“Immutability enables the JavaScript of the future”
I couldn’t agree more. This characteristic, native to functional languages, is gaining major importance, and today we’ll see why.
One of the most important characteristics of functional languages is that their data structures are immutable, which has been shown to reduce software complexity.
Truth is constant change, mutation hides change, change manifests as chaos, therefore, the wise embrace history. — The Dao of Immutability
But in imperative languages like JavaScript, data is mutable by default.
const objeto = {cosa: 'casa'};
function cambiarCosa(obj) {
return obj.cosa = 'Carro';
}
cambiarCosa(objeto) //mutación
console.log(objeto) // {cosa: 'Carro'}
This is useful because it’s much easier to model a game character as a mutable object that changes its state, rather than modeling it as an immutable object that creates a new instance of the character with every state change.
The problem is that we have no way of knowing the past state of our character, so we have to take time into account.
Let’s understand how immutability helps with this.
What Makes Us Immutable
An immutable value is one that cannot be changed after being defined. It can be modified, but it must be in a different object.
But this raises a question: isn’t creating a new object for every change expensive? Yes, because it has to be instantiated again in memory.
This has been a subject of research for decades, and today we have quite efficient solutions for creating immutable data structures that give us data persistence and good access performance.
When we create data structures, we mainly care about two things: how the data is stored and how fast we can access our data.
What’s the Goal?
What we’re mainly looking for when storing our data immutably is to have data persistence.
We want to know what has happened with our data over time.
Some types of persistence we can find are:
- Partial persistence: Every version of the data ever created is accessible, and only the latest version can be modified.

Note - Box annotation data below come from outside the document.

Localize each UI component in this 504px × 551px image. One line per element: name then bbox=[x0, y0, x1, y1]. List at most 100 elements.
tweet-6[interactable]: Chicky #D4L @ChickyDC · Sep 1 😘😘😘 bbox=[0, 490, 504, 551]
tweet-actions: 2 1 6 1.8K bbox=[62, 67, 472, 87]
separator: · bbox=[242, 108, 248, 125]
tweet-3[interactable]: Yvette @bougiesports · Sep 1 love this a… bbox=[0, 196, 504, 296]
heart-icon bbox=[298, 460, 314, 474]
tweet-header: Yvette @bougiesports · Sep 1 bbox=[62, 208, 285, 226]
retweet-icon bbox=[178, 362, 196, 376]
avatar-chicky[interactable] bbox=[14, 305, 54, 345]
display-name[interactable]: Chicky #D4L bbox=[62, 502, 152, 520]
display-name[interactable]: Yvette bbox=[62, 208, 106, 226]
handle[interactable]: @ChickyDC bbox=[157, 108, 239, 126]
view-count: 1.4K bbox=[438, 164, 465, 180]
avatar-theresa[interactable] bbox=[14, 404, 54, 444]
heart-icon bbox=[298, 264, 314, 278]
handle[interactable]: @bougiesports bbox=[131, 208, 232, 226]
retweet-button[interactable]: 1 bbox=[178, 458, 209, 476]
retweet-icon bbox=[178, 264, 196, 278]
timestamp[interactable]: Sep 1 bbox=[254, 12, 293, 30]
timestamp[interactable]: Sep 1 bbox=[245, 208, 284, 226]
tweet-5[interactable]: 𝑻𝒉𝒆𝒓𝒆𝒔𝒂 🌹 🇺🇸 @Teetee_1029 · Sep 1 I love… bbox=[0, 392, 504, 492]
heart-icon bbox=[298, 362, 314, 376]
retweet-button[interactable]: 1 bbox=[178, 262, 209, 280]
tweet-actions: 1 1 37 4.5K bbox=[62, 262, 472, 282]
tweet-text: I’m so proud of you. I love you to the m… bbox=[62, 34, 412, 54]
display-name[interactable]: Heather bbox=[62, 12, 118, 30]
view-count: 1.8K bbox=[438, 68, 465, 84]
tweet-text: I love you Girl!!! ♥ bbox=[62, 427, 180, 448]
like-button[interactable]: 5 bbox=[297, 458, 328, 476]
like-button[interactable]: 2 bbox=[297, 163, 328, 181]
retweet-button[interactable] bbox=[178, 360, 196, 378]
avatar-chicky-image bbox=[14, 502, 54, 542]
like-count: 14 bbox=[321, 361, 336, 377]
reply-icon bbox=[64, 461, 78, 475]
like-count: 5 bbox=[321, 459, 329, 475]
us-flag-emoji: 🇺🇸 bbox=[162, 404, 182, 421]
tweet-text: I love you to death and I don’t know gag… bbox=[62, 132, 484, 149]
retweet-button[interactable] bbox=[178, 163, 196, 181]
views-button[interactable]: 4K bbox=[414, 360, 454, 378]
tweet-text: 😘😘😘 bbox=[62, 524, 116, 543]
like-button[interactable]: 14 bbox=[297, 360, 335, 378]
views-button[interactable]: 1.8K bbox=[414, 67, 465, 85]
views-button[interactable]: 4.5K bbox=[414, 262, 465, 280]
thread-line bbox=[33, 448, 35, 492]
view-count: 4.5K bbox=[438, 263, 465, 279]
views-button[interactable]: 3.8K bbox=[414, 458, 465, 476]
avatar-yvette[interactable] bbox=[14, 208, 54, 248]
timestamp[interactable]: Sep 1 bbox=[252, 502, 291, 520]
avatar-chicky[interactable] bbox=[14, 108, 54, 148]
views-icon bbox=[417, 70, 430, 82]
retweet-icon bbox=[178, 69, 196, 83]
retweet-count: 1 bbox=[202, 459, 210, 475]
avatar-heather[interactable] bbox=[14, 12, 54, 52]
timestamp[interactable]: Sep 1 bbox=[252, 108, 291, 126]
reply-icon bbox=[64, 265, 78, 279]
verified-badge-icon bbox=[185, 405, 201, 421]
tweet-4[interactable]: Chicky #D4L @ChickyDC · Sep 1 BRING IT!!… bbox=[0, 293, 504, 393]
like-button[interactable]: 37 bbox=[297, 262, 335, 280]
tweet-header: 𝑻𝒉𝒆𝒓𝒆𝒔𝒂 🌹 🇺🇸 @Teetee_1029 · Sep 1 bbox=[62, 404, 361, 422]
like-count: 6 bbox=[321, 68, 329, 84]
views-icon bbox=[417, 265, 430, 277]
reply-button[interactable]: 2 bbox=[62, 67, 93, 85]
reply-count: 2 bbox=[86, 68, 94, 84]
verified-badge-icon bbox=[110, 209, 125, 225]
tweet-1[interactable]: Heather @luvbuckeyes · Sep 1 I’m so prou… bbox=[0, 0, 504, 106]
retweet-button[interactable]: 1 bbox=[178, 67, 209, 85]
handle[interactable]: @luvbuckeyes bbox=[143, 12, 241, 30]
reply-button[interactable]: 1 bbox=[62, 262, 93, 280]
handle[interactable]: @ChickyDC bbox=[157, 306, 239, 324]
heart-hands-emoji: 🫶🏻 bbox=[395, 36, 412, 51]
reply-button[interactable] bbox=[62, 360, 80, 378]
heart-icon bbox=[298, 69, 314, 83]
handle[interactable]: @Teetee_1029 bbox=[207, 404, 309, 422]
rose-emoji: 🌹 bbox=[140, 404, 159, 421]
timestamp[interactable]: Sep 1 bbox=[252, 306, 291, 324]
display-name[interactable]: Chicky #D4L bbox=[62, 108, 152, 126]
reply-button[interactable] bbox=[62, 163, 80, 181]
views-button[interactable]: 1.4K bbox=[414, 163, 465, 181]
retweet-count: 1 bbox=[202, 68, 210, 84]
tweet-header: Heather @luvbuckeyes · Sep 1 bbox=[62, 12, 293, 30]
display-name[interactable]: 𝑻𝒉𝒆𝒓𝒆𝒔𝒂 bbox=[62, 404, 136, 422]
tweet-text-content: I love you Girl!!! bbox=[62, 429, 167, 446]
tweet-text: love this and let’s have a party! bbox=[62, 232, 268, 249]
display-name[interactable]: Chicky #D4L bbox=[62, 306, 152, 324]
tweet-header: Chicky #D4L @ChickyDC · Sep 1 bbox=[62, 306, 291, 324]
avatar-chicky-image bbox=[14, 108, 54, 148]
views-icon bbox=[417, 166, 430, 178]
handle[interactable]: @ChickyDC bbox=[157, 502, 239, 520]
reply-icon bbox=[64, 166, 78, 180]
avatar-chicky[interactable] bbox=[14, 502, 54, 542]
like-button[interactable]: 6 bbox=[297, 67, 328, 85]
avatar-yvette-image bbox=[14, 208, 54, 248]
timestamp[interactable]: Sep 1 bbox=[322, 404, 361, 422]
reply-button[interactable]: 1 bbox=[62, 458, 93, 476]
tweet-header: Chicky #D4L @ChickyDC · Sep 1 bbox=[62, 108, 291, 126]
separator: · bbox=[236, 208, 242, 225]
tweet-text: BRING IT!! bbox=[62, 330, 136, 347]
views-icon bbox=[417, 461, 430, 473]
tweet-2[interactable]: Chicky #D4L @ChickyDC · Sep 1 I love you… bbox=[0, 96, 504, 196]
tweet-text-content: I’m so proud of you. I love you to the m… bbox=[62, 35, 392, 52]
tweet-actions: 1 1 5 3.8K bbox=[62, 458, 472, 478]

- Full persistence: All versions are accessible and modifiable. (default in imperative languages)
- Confluent persistence: Partial persistence + the two latest versions can be combined.
- Functional persistence: No previously created version can be modified. You can only create new versions of the data from existing ones.
Of these, functional persistence is particularly useful to us.
How We Store Our Data
Two of the most important ways to structure our data for functional persistence are Array Mapped Trie and Hash Array Mapped Trie.
As I mentioned, it’s expensive to create a new object every time there’s a change, especially with complex objects. That’s why these data structures work with something really cool: Structural Sharing
Let’s understand this.
If we have a structure like this, a linked list:
David Nolen — Immutability, interactivity & JavaScript (FutureJS 2014)
If I have a version in state x and create a new version with state y, the structure will be shared.
This way, we don’t have to create a new object for every change. We only modify the references that make up the object.
Now, a structure used in functional persistence looks like this:
David Nolen — Immutability, interactivity & JavaScript (FutureJS 2014)
If we make a change, the references are simply updated:
David Nolen — Immutability, interactivity & JavaScript (FutureJS 2014)
These data structures are extremely efficient. We can create 34,359,738,368 objects with structural sharing.
I Want My Data Fast
Accessing our data is extremely fast. When we look up a value, it’s expressed in its binary form and taken in pairs to search through the tree.
This way, you only need at most 7 lookups within the tree’s arrays to find any value.
React.js Conf 2015 — Immutable Data and React
This Sounds Complex to Use
While it’s somewhat complex in theory, this is available to us today. Libraries like React already use it. But most importantly, if we want to use it in our projects, we can use libraries like Immutable.
Immutable abstracts the complexity of these structures, giving us an API that lets us simply think in terms of List, Stack, Map, OrderedMap, Set, OrderedSet, and Record.
These are much simpler structures to work with.
The following examples are taken from the documentation.
We can pass objects to Immutable and then just think of them as values. The library gives us various methods to get values, iterate, compare, and much more.
We can compare values in simple ways.
var map1 = Immutable.Map({a:1, b:2, c:3});
var map2 = map1.set('b', 50);
map1.get('b'); *// 2
map2.get('b'); *// 50
What’s Next
Personally, I believe immutability is a great characteristic we can leverage. Of course, immutable and mutable states both have their pros and cons, but it’s the responsibility of development teams to think about which path reduces the complexity of their projects.
I highly recommend reading the Immutable documentation, which is quite comprehensive. And if you’re already working on projects that use libraries like Redux, you can start using immutable state today.